While we’re on the topic of carbohydrates, let’s take a quick look at fructose. A sugar that naturally occurs in fruits, honey, and some vegetables, fructose naturally occurring in these foods is not a problem for most people. Natural, whole food sources of fructose are rich sources of beneficial phytonutrients and satisfy our innate craving for sweet flavors. Problems arise when these naturally sweet foods are processed and refined and are no longer in their whole, fiber-rich form. Obtaining fructose from fresh fruits, where it occurs in conjunction with water, fiber, minerals, and vitamins, naturally limits the amount of fructose we can ingest at any one time. However, in our modern world, fructose is no longer confined to whole foods in the diet. Just like any other sugar, once fructose has been processed, refined, concentrated, and added to other foods and drinks (such as soda)— most often as high fructose corn syrup—it has significant deleterious effects on the body.
Glucose and fructose are metabolized very differently—while every cell in the body can use glucose, the liver is the only organ that can metabolize fructose. When large amounts of fructose are consumed, the liver is forced to turn fructose into fat, which raises blood levels of VLDL cholesterol and triglycerides, increases levels of uric acid, causes insulin resistance, and contributes to leptin resistance (a hormone that controls appetite and fat storage).
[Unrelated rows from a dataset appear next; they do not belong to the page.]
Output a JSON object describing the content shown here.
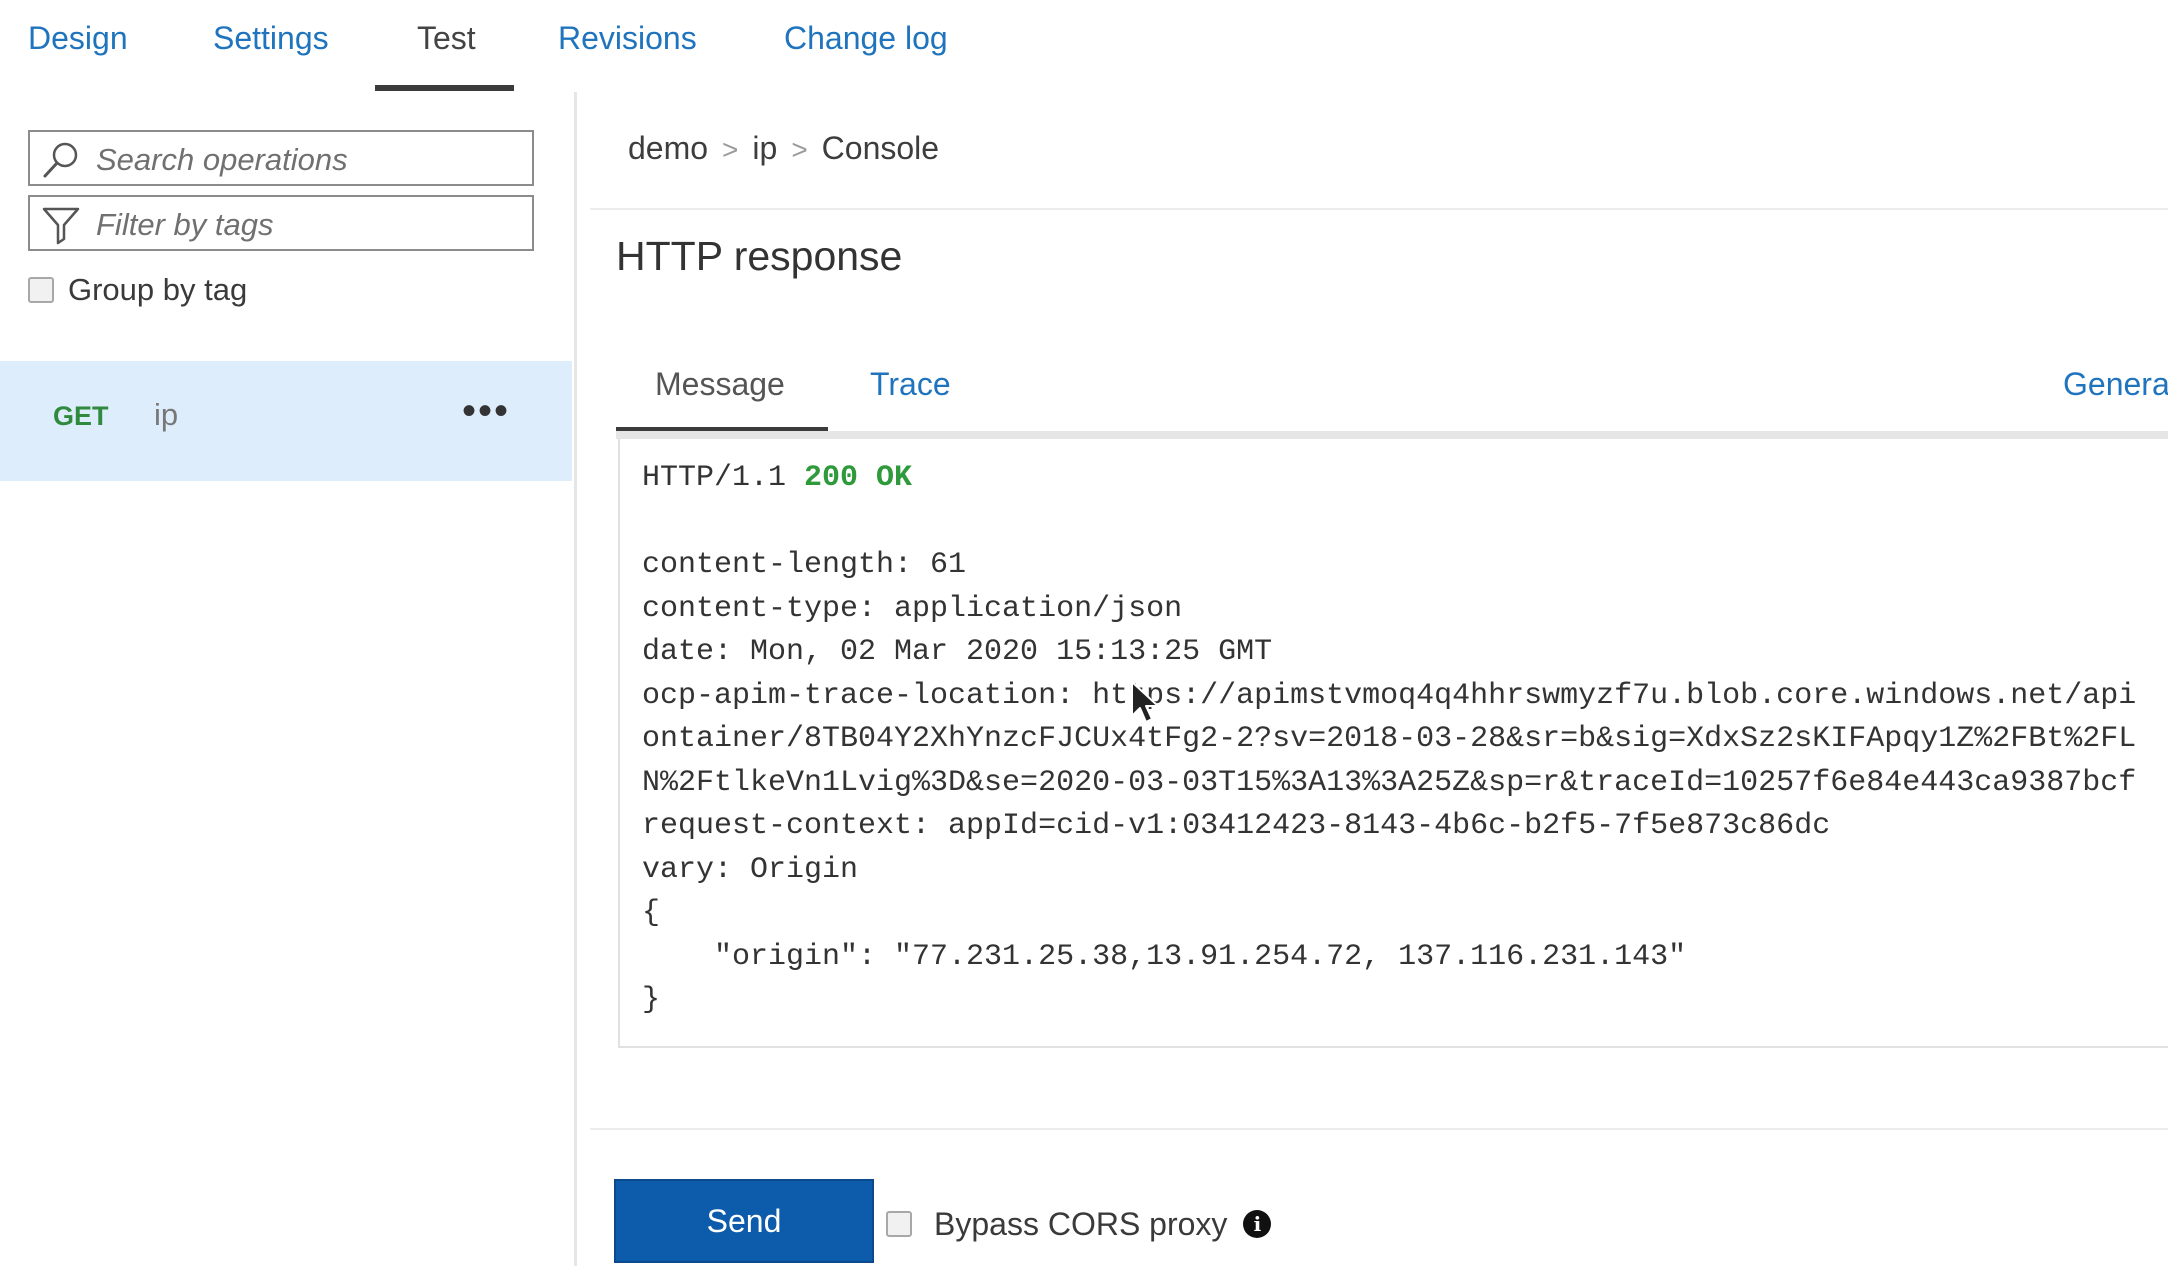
{
  "top_tabs": {
    "design": "Design",
    "settings": "Settings",
    "test": "Test",
    "revisions": "Revisions",
    "change_log": "Change log"
  },
  "sidebar": {
    "search_placeholder": "Search operations",
    "filter_placeholder": "Filter by tags",
    "group_by_tag_label": "Group by tag",
    "group_by_tag_checked": false,
    "operations": [
      {
        "method": "GET",
        "name": "ip",
        "more": "•••"
      }
    ]
  },
  "breadcrumb": {
    "items": [
      "demo",
      "ip",
      "Console"
    ],
    "separator": ">"
  },
  "response": {
    "title": "HTTP response",
    "tabs": {
      "message": "Message",
      "trace": "Trace",
      "generate": "Genera"
    },
    "status_line": {
      "protocol": "HTTP/1.1",
      "status": "200 OK"
    },
    "body_lines": [
      "",
      "content-length: 61",
      "content-type: application/json",
      "date: Mon, 02 Mar 2020 15:13:25 GMT",
      "ocp-apim-trace-location: https://apimstvmoq4q4hhrswmyzf7u.blob.core.windows.net/api",
      "ontainer/8TB04Y2XhYnzcFJCUx4tFg2-2?sv=2018-03-28&sr=b&sig=XdxSz2sKIFApqy1Z%2FBt%2FL",
      "N%2FtlkeVn1Lvig%3D&se=2020-03-03T15%3A13%3A25Z&sp=r&traceId=10257f6e84e443ca9387bcf",
      "request-context: appId=cid-v1:03412423-8143-4b6c-b2f5-7f5e873c86dc",
      "vary: Origin",
      "{",
      "    \"origin\": \"77.231.25.38,13.91.254.72, 137.116.231.143\"",
      "}"
    ]
  },
  "footer": {
    "send_label": "Send",
    "bypass_cors_label": "Bypass CORS proxy",
    "bypass_cors_checked": false
  },
  "colors": {
    "link": "#1f74bd",
    "accent_button": "#0d5bab",
    "status_ok": "#2e9a3c",
    "get_method": "#2f8a3e",
    "selected_row": "#deedfb"
  },
  "icons": [
    "search-icon",
    "filter-icon",
    "info-icon",
    "mouse-cursor-icon"
  ]
}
Excess fructose consumption appears to be strongly related to obesity, type 2 diabetes, cardiovascular disease, and cancer.
To recap, my recommendation is not to eliminate healthful sugars (fruits) or complex carbohydrates (whole grains and root vegetables) from the diet, but rather to control blood glucose and insulin within a narrow range by eliminating simple sugars and processed foods, exercising regularly, managing stress, and getting enough sleep. I try to outline and balance out a diet for an individual based on these areas: geographic location, season, energetic type (deficiency/excess, Yin/Yang, organ systems weakness), traditional diet (ethnic background, taste preferences), chronic and/or acute conditions or disease, nutrigenomics (diet-gene interaction), lifestyle (work/exercise), and environmental influences (toxic exposure).
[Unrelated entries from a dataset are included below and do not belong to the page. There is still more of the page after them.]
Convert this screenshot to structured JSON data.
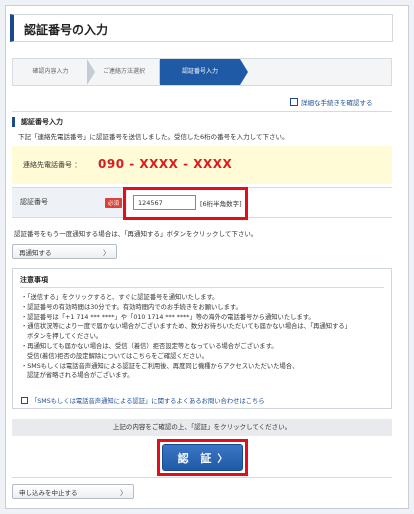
{
  "header": {
    "title": "認証番号の入力"
  },
  "steps": [
    {
      "label": "確認内容入力"
    },
    {
      "label": "ご連絡方法選択"
    },
    {
      "label": "認証番号入力"
    }
  ],
  "detail_link": "詳細な手続きを確認する",
  "section": {
    "heading": "認証番号入力",
    "description": "下記「連絡先電話番号」に認証番号を送信しました。受信した6桁の番号を入力して下さい。"
  },
  "phone": {
    "label": "連絡先電話番号 ：",
    "number": "090 - XXXX - XXXX"
  },
  "code": {
    "label": "認証番号",
    "required": "必須",
    "value": "124567",
    "hint": "[6桁半角数字]"
  },
  "resend": {
    "description": "認証番号をもう一度通知する場合は、「再通知する」ボタンをクリックして下さい。",
    "button": "再通知する"
  },
  "notice": {
    "heading": "注意事項",
    "items": [
      {
        "text": "・「送信する」をクリックすると、すぐに認証番号を通知いたします。",
        "sub": false
      },
      {
        "text": "・認証番号の有効時間は30分です。有効時間内でのお手続きをお願いします。",
        "sub": false
      },
      {
        "text": "・認証番号は「+1 714 *** ****」や「010 1714 *** ****」等の海外の電話番号から通知いたします。",
        "sub": false
      },
      {
        "text": "・通信状況等により一度で届かない場合がございますため、数分お待ちいただいても届かない場合は、「再通知する」",
        "sub": false
      },
      {
        "text": "ボタンを押してください。",
        "sub": true
      },
      {
        "text": "・再通知しても届かない場合は、受信（着信）拒否設定等となっている場合がございます。",
        "sub": false
      },
      {
        "text": "受信(着信)拒否の設定解除についてはこちらをご確認ください。",
        "sub": true
      },
      {
        "text": "・SMSもしくは電話音声通知による認証をご利用後、再度同じ機種からアクセスいただいた場合、",
        "sub": false
      },
      {
        "text": "認証が省略される場合がございます。",
        "sub": true
      }
    ],
    "faq_link": "「SMSもしくは電話音声通知による認証」に関するよくあるお問い合わせはこちら"
  },
  "confirm": {
    "text": "上記の内容をご確認の上、「認証」をクリックしてください。",
    "button": "認 証",
    "button_arrow": "〉"
  },
  "cancel_button": "申し込みを中止する",
  "arrow": "〉",
  "colors": {
    "accent": "#1f5aa6",
    "phone_red": "#d91c1c",
    "highlight": "#e20f1b",
    "phone_bg": "#fffbd6"
  }
}
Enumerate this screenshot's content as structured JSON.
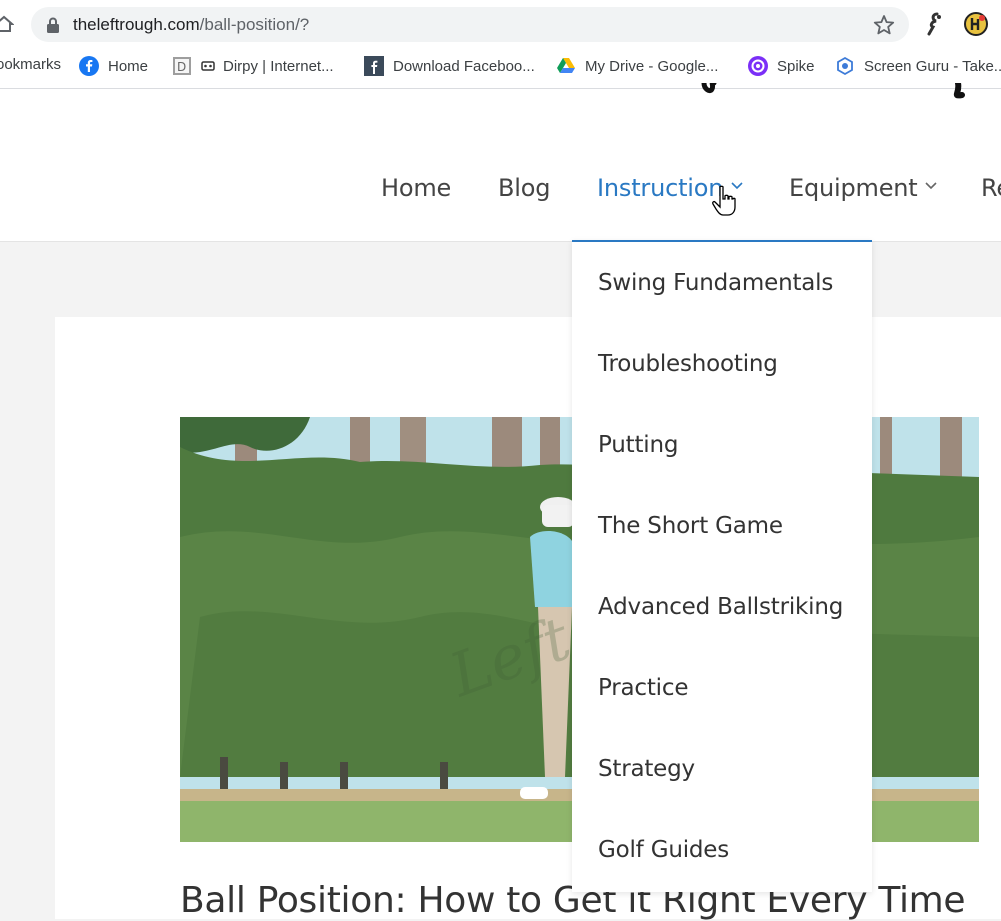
{
  "browser": {
    "url_host": "theleftrough.com",
    "url_path": "/ball-position/?",
    "bookmarks_partial": "ookmarks",
    "bookmarks": [
      {
        "label": "Home",
        "icon": "facebook-icon"
      },
      {
        "label": "Dirpy | Internet...",
        "icon": "dirpy-icon"
      },
      {
        "label": "Download Faceboo...",
        "icon": "facebook-square-icon"
      },
      {
        "label": "My Drive - Google...",
        "icon": "google-drive-icon"
      },
      {
        "label": "Spike",
        "icon": "spike-icon"
      },
      {
        "label": "Screen Guru - Take...",
        "icon": "screen-guru-icon"
      }
    ]
  },
  "nav": {
    "items": [
      {
        "label": "Home"
      },
      {
        "label": "Blog"
      },
      {
        "label": "Instruction",
        "active": true,
        "has_dropdown": true
      },
      {
        "label": "Equipment",
        "has_dropdown": true
      },
      {
        "label": "Re"
      }
    ]
  },
  "dropdown": {
    "items": [
      "Swing Fundamentals",
      "Troubleshooting",
      "Putting",
      "The Short Game",
      "Advanced Ballstriking",
      "Practice",
      "Strategy",
      "Golf Guides"
    ]
  },
  "post": {
    "title": "Ball Position: How to Get it Right Every Time"
  },
  "colors": {
    "accent": "#2a79c3",
    "page_bg": "#f3f3f3"
  }
}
Diets should always be tailored to the individual. For example, if you are sedentary, then you should probably eat less of foods high in carbohydrates and/or fats (even healthful sources). If you are active, then you should be eating more to provide your body with sufficient energy and nutrients. As an example of climate and geographic influence, the colder the climate, the more fat and less starch people traditionally consume.
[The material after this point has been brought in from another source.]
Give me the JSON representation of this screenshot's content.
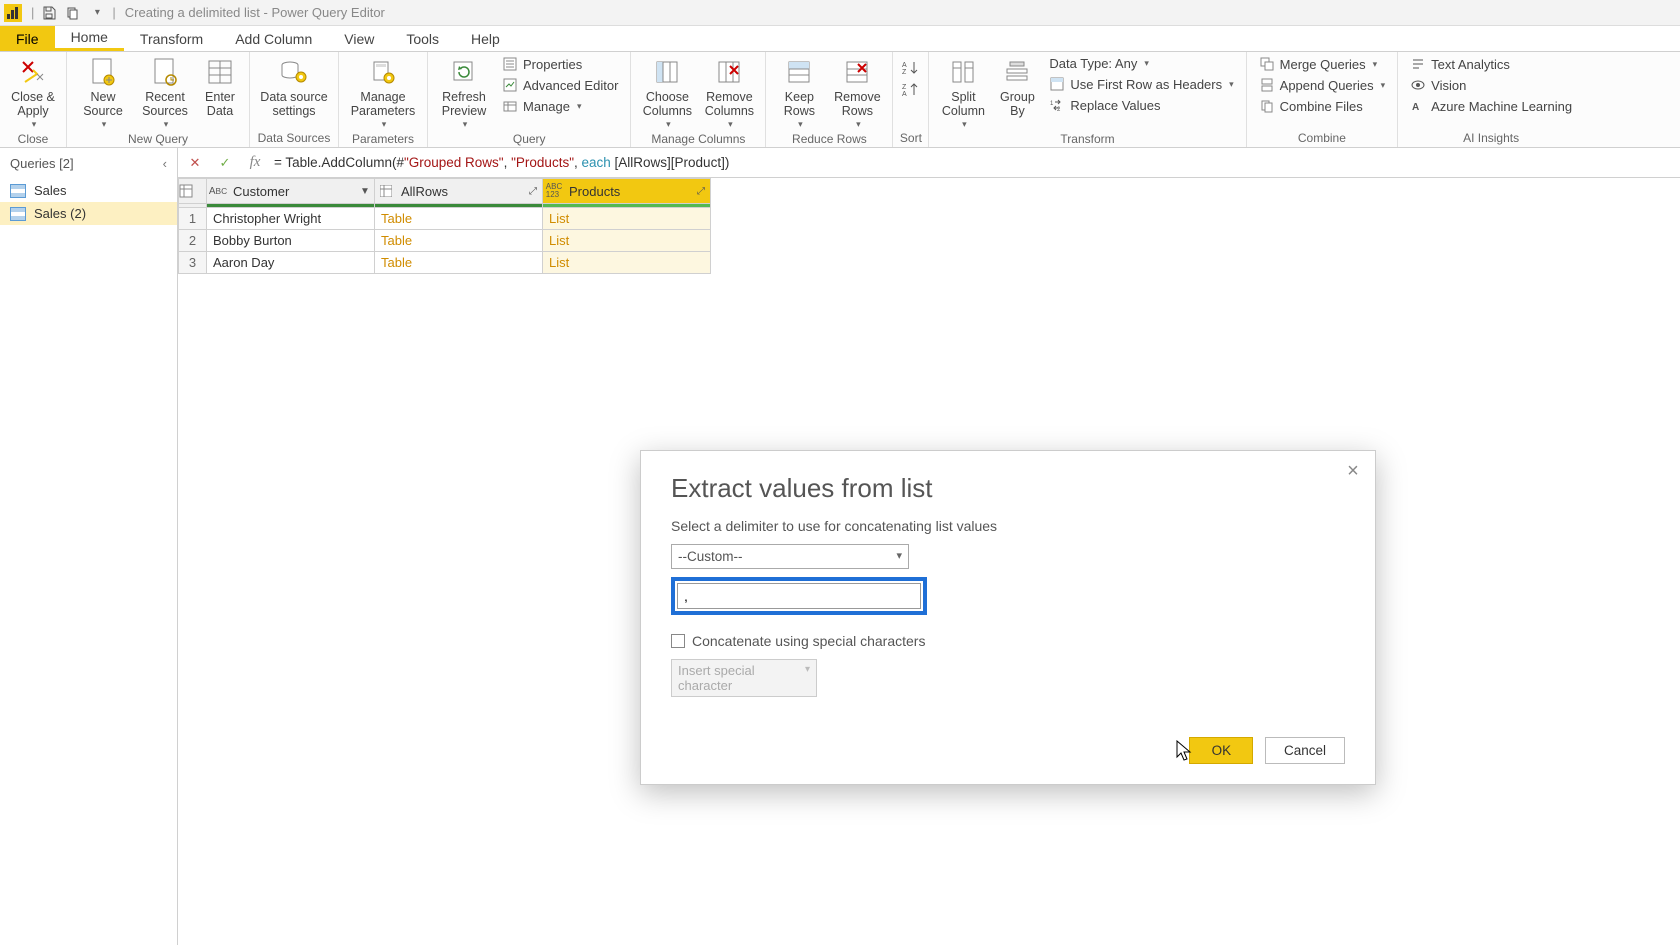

Finally, I recommend including specific foods and culinary herbs with insulinotrophic actions that aid in balancing blood insulin and glucose levels. These foods and herbs also have demonstrated cancer preventive properties: Bitter melon (Momordica charantia), Jerusalem artichoke (Helianthus tuberosus), and common herbs like cinnamon, rosemary, and sage. All of these foundational lifestyle habits are proven to support the regulation of glucose and insulin levels. Eating and living in this way optimizes health and will help to prevent all degenerative diseases, including cancer.